A.M. : Nous ne défendons pas une ouverture totale et non encadrée. Les projets que nous portons sont sécurisés. À Nation, par exemple, nous travaillons sur des espaces délimités et protégés. Laisser des chiens sans cadre peut créer des accidents, comme ça a été le cas dernièrement à Nation [le chien a été écrasé par un camion]. C’est pourquoi nous insistons sur la réglementation, la sécurisation et la responsabilisation des maîtres. Nous avons d’ailleurs rédigé des guides de bonne conduite pour garantir des espaces apaisés, sans nuisances.
actu Paris : Comment vos propositions sont-elles accueillies par les élus et les candidats aux municipales ?
A.M. : Aujourd’hui, ils savent qu’au bout des laisses, c’est potentiellement 100 000 électeurs. C’est un sujet qui fait consensus. Tous se disent favorables à la cause canine.

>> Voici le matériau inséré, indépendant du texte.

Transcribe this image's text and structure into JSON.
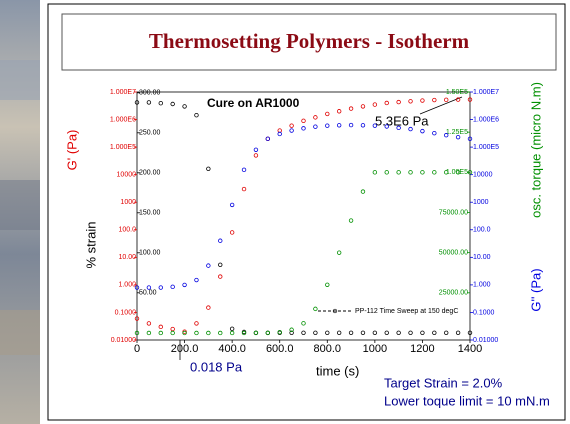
{
  "chart_data": {
    "type": "scatter",
    "title": "Thermosetting Polymers - Isotherm",
    "annotations": {
      "cure": "Cure on AR1000",
      "final": "5.3E6 Pa",
      "minimum": "0.018 Pa",
      "target": "Target Strain = 2.0%",
      "limit": "Lower toque limit = 10 mN.m"
    },
    "legend": "PP-112 Time Sweep at 150 degC",
    "x_label": "time (s)",
    "y_label": "G' (Pa)",
    "strain_label": "% strain",
    "y2_label": "G'' (Pa)",
    "torque_label": "osc. torque (micro N.m)",
    "xlim": [
      0,
      1400
    ],
    "xticks": [
      0,
      {
        "value": 200,
        "label": "200.0"
      },
      {
        "value": 400,
        "label": "400.0"
      },
      {
        "value": 600,
        "label": "600.0"
      },
      {
        "value": 800,
        "label": "800.0"
      },
      1000,
      1200,
      1400
    ],
    "log_scale": true,
    "ylim": [
      0.01,
      10000000
    ],
    "yticks": [
      {
        "value": 0.01,
        "label": "0.01000"
      },
      {
        "value": 0.1,
        "label": "0.1000"
      },
      {
        "value": 1,
        "label": "1.000"
      },
      {
        "value": 10,
        "label": "10.00"
      },
      {
        "value": 100,
        "label": "100.0"
      },
      1000,
      10000,
      {
        "value": 100000,
        "label": "1.000E5"
      },
      {
        "value": 1000000,
        "label": "1.000E6"
      },
      {
        "value": 10000000,
        "label": "1.000E7"
      }
    ],
    "y2lim": [
      0.01,
      10000000
    ],
    "y2ticks": [
      {
        "value": 0.01,
        "label": "0.01000"
      },
      {
        "value": 0.1,
        "label": "0.1000"
      },
      {
        "value": 1,
        "label": "1.000"
      },
      {
        "value": 10,
        "label": "10.00"
      },
      {
        "value": 100,
        "label": "100.0"
      },
      1000,
      10000,
      {
        "value": 100000,
        "label": "1.000E5"
      },
      {
        "value": 1000000,
        "label": "1.000E6"
      },
      {
        "value": 10000000,
        "label": "1.000E7"
      }
    ],
    "strain_lim": [
      -9,
      301
    ],
    "strain_ticks": [
      {
        "value": 50,
        "label": "50.00"
      },
      {
        "value": 100,
        "label": "100.00"
      },
      {
        "value": 150,
        "label": "150.00"
      },
      {
        "value": 200,
        "label": "200.00"
      },
      {
        "value": 250,
        "label": "250.00"
      },
      {
        "value": 300,
        "label": "300.00"
      }
    ],
    "torque_lim": [
      -4375,
      150000
    ],
    "torque_ticks": [
      {
        "value": 25000,
        "label": "25000.00"
      },
      {
        "value": 50000,
        "label": "50000.00"
      },
      {
        "value": 75000,
        "label": "75000.00"
      },
      {
        "value": 100000,
        "label": "1.00E5"
      },
      {
        "value": 125000,
        "label": "1.25E5"
      },
      {
        "value": 150000,
        "label": "1.50E5"
      }
    ],
    "x": [
      0,
      50,
      100,
      150,
      200,
      250,
      300,
      350,
      400,
      450,
      500,
      550,
      600,
      650,
      700,
      750,
      800,
      850,
      900,
      950,
      1000,
      1050,
      1100,
      1150,
      1200,
      1250,
      1300,
      1350,
      1400
    ],
    "series": [
      {
        "axis": "strain",
        "color": "#000000",
        "values": [
          288,
          288,
          287,
          286,
          283,
          272,
          205,
          85,
          5,
          1,
          0,
          0,
          0,
          0,
          0,
          0,
          0,
          0,
          0,
          0,
          0,
          0,
          0,
          0,
          0,
          0,
          0,
          0,
          0
        ]
      },
      {
        "axis": "y",
        "color": "#e00000",
        "values": [
          0.06,
          0.04,
          0.03,
          0.025,
          0.02,
          0.04,
          0.15,
          2,
          80,
          3000,
          50000,
          200000,
          400000,
          600000,
          900000,
          1200000,
          1600000,
          2000000,
          2500000,
          3000000,
          3500000,
          4000000,
          4300000,
          4600000,
          4900000,
          5100000,
          5200000,
          5300000,
          5300000
        ]
      },
      {
        "axis": "y2",
        "color": "#0000e0",
        "values": [
          0.8,
          0.8,
          0.8,
          0.85,
          1,
          1.5,
          5,
          40,
          800,
          15000,
          80000,
          200000,
          300000,
          400000,
          480000,
          550000,
          600000,
          620000,
          630000,
          620000,
          600000,
          560000,
          500000,
          450000,
          380000,
          320000,
          270000,
          230000,
          200000
        ]
      },
      {
        "axis": "torque",
        "color": "#009000",
        "values": [
          0,
          0,
          0,
          0,
          0,
          0,
          0,
          0,
          0,
          0,
          0,
          0,
          500,
          2000,
          6000,
          15000,
          30000,
          50000,
          70000,
          88000,
          100000,
          100000,
          100000,
          100000,
          100000,
          100000,
          100000,
          100000,
          100000
        ]
      }
    ]
  }
}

En octobre, un vœu sur la place du chien à Paris a été voté à l’unanimité au Conseil de Paris, et plusieurs candidats en ont fait une feuille de route.
Certaines formations politiques ont travaillé le sujet de manière très approfondie, d’autres moins. On retrouve néanmoins déjà plusieurs de nos idées dans les programmes qui seront dévoilés. Nous finalisons actuellement un livre blanc, qui sera publié fin janvier. Il intégrera notamment un sondage sur la place du chien à Paris et sera remis à l’ensemble des candidats.
Paris a progressé, avec 43 espaces canins aujourd’hui, mais le bien-être canin reste un chantier majeur pour la prochaine mandature.